# Is there an intuition for cyclic monotonicity?

Cyclic monotonicity says that if we have a correspondence, $x(w)$, the $x$ is cyclically monotone in $w$ if for a finite sequence $w_1,\cdots w_k$ and $x^*(w_i)\in x(w_i)$, we have $\sum_{i=1}^k (w_i-w_{i+1})\cdot x^*(w_i) \leq 0$ (I guess this is technically the definition for cyclically monotone increasing).

I am wondering if there is some intuition (or clear) explanation of what this says.

To me, it seems to say that when $w_{i+1} >w_i$ then $x_i > x_{i+1}$, in some sort of "general" sense.

R.T. Rockefellar was the convex analyst who showed that a (multivalued) linear operator is the subdifferential of a convex function iff the operator is cyclically monotone. To quote one of his papers on that topic:

The cyclic monotonicity condition can be viewed heuristically as a discrete substitute for two classical conditions: that a smooth convex function has a positive semi-definite second differential, and that all circuit integrals of an integrable vector field must vanish.

• Can you give some intuition about this property vs the general statement of maximal monotonicity? It's clear that maximal monotone implies maximal cyclically monotone. However, when I read papers, they almost always consdier maximal monotone operators and not non maximal cyclically monotone operators - why? Feb 21, 2023 at 15:10

Here's my very intuitive, hand-wavey approach - apologies for using the opposite sign convention, following Wikipedia, which makes more sense to me.

It helps to start thinking about this in the $$k=2$$ case in $$\mathbb R$$ first. There, you have that $$x$$ is cyclically monotone iff $$w_1 x^*(w_1)+w_2 x^*(w_2)\ge w_1 x^*(w_2)+w_2 x^*(w_1).$$ If $$x$$ is actually monotone increasing, then the LHS is where we "multiply the bigger $$w_i$$ by the bigger $$x^*(w_i)$$." The same holds for larger $$k$$, e.g. if $$k=3$$ then $$w_1 x^*(w_1)+w_2x^*(w_2)+w_3x^*(w_3)\ge w_1x^*(w_2)+w_2x^*(w_3)+w_3x^*(w_1)$$ whenever $$x$$ is monotone increasing, because we "multiply the biggest $$w_i$$ by the biggest $$x^*(w_i)$$, the second-biggest $$w_i$$ by the second-biggest $$x^*(w_i)$$, and so on."

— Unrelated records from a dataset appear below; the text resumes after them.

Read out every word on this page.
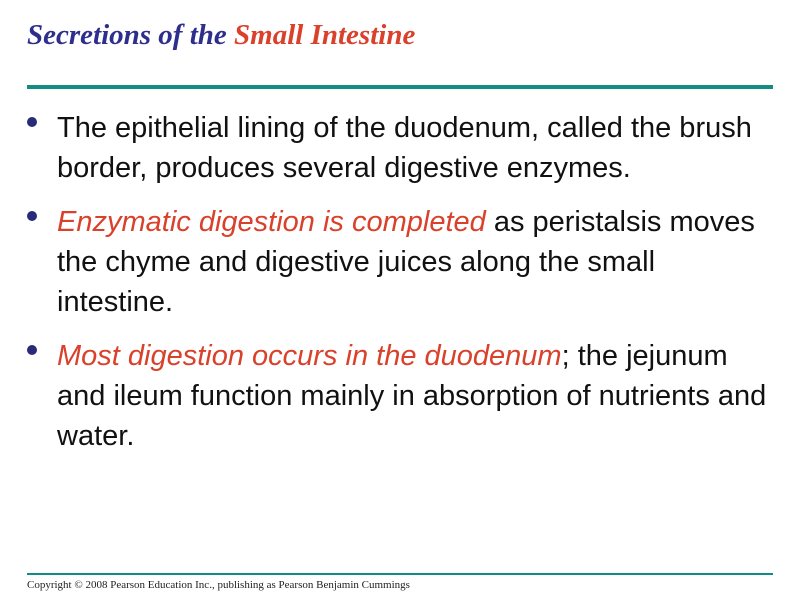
Secretions of the Small Intestine
The epithelial lining of the duodenum, called the brush border, produces several digestive enzymes.
Enzymatic digestion is completed as peristalsis moves the chyme and digestive juices along the small intestine.
Most digestion occurs in the duodenum; the jejunum and ileum function mainly in absorption of nutrients and water.
Copyright © 2008 Pearson Education Inc., publishing as Pearson Benjamin Cummings
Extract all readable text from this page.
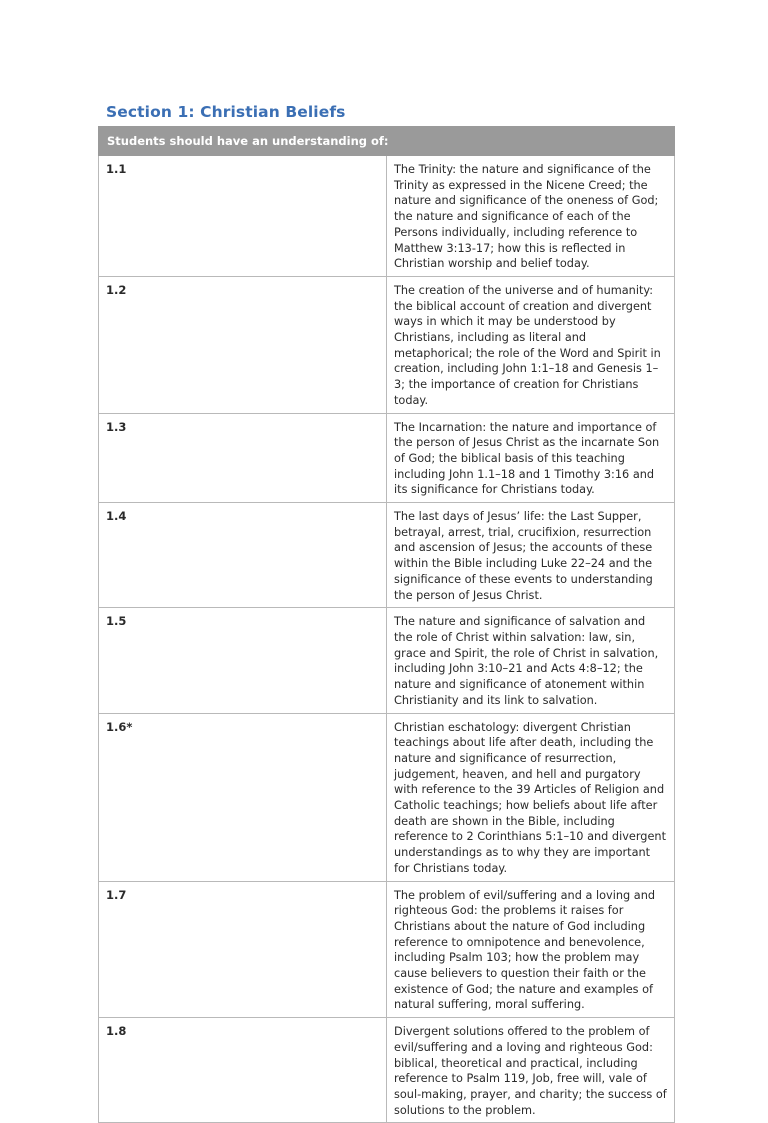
Section 1: Christian Beliefs
Students should have an understanding of:	
1.1	The Trinity: the nature and significance of the Trinity as expressed in the Nicene Creed; the nature and significance of the oneness of God; the nature and significance of each of the Persons individually, including reference to Matthew 3:13-17; how this is reflected in Christian worship and belief today.
1.2	The creation of the universe and of humanity: the biblical account of creation and divergent ways in which it may be understood by Christians, including as literal and metaphorical; the role of the Word and Spirit in creation, including John 1:1–18 and Genesis 1–3; the importance of creation for Christians today.
1.3	The Incarnation: the nature and importance of the person of Jesus Christ as the incarnate Son of God; the biblical basis of this teaching including John 1.1–18 and 1 Timothy 3:16 and its significance for Christians today.
1.4	The last days of Jesus’ life: the Last Supper, betrayal, arrest, trial, crucifixion, resurrection and ascension of Jesus; the accounts of these within the Bible including Luke 22–24 and the significance of these events to understanding the person of Jesus Christ.
1.5	The nature and significance of salvation and the role of Christ within salvation: law, sin, grace and Spirit, the role of Christ in salvation, including John 3:10–21 and Acts 4:8–12; the nature and significance of atonement within Christianity and its link to salvation.
1.6*	Christian eschatology: divergent Christian teachings about life after death, including the nature and significance of resurrection, judgement, heaven, and hell and purgatory with reference to the 39 Articles of Religion and Catholic teachings; how beliefs about life after death are shown in the Bible, including reference to 2 Corinthians 5:1–10 and divergent understandings as to why they are important for Christians today.
1.7	The problem of evil/suffering and a loving and righteous God: the problems it raises for Christians about the nature of God including reference to omnipotence and benevolence, including Psalm 103; how the problem may cause believers to question their faith or the existence of God; the nature and examples of natural suffering, moral suffering.
1.8	Divergent solutions offered to the problem of evil/suffering and a loving and righteous God: biblical, theoretical and practical, including reference to Psalm 119, Job, free will, vale of soul-making, prayer, and charity; the success of solutions to the problem.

In the $$\mathbb{R}^n$$ case, we compare in multiple directions. Here I find starting with $$k=3$$ to be more helpful intuitively. Now, cyclic monotonicity requires $$w_1x^*(w_1)+w_2x^*(w_2)+w_3x^*(w_3)\ge w_1x^*(w_2)+w_2x^*(w_3)+w_3x^*(w_1).$$ I think of this as being "$$x^*(w_1)$$ is the vector which points the most in the $$w_1$$ direction, as opposed to the $$w_2$$ and $$w_3$$ directions". That is:

• If all the vectors are off in the same direction from $$0$$, then the largest $$w_i$$ is multiplied by the largest $$x^*(w_i)$$.
• If the vectors all point in different directions, then the $$x^*(w_i)$$ vector points the most in the actual $$w_i$$ direction. In theory, I think this wouldn't need to be strict, i.e. a priori there's nothing which says $$x^*(w_2)$$ couldn't point slightly more in the $$w_1$$ direction than $$x^*(w_1)$$ does, as long as (say) $$w_3x^*(w_3)$$ was large enough. In fact, I suspect that the subdifferential-of-convex-function result above may mean this doesnt.